Est-il possible de définir une politique du précariat au sein de la société contemporaine ? C’est le défi de l’auteur, à partir de ses travaux de sociologie.

Précaire, précarité : à consulter la presse courante, ces mots sont stigmatisants. Peuvent-ils se muer en termes à charge alternative ? C’est le point de départ de l’auteur, enseignant en sociologie à l’université Paris-7, spécialisé dans la critique de la sociologie de la domination (et de l’adhésion des dominés à la domination). Le terme « précaire », poursuit-il, est entré en sociologie en 1980, mais s’est également nourri de l’héritage critique des années 1960-1970, ouvrant droit à des recherches sur les pratiques et tactiques à partir desquelles il est possible de ruser avec le pouvoir et de ménager des extraterritorialités. Il y acquiert une connotation alternative et subversive, écrit-il, dans la droite ligne de la pensée de Michel de Certeau, en songeant à ceux qui occupaient alors les squats et créaient des formes d’organisation collective éloignées des modèles consuméristes et marchands. En un mot, les « précaires » sont donc à la fois les fractions sociales de la jeunesse assujetties au travail précaire et les jeunes qui résistent à ce type de travail perçu comme une nouvelle forme d’exploitation.

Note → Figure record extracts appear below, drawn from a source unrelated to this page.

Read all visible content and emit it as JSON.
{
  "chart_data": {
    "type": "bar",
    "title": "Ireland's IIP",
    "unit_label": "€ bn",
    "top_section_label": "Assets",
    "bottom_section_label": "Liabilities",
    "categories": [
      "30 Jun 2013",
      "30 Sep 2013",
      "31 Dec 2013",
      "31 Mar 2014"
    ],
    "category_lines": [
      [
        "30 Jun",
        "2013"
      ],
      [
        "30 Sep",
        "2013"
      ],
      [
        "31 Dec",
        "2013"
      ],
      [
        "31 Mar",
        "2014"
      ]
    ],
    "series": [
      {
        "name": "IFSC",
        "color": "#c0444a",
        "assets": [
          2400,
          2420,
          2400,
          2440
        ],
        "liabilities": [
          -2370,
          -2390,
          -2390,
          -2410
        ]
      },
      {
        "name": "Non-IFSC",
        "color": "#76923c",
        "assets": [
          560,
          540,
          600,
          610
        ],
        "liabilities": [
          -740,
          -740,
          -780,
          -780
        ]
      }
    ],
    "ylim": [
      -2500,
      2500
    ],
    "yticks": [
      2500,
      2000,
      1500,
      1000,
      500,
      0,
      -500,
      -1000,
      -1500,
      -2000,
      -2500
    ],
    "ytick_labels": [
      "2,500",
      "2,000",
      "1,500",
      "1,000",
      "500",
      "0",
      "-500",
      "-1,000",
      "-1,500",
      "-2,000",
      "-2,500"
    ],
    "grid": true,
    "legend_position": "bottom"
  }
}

A partir de ces précisions, l’auteur établit son propos, qui porte moins sur les précaires que sur l’émancipation promise dans le précariat, envisagée ici à la manière de Jacques Rancière. Entendons par là que ce qui intéresse l’auteur dans la deuxième dimension des précaires, c’est qu’elle contredit le discours d’une « prise de conscience » apportée du dehors au sein d’un rapport militant vertical. En termes ranciériens : « Au principe des styles de vie précaires, il n’y a pas tant des individus à émanciper que des individus et des groupes déjà émancipés en quête de régimes d’existence, de pratiques de vie, de territoires urbains ou ruraux permettant l’émancipation ». Leur objectif est de créer les conditions d’expérimentation de nouveaux rapports sociaux. En ce point, Cingolani rejoint nombre d’analyses portant sur les déplacements, les écarts, les latéralisations qui s’inventent en permanence dans le corps social.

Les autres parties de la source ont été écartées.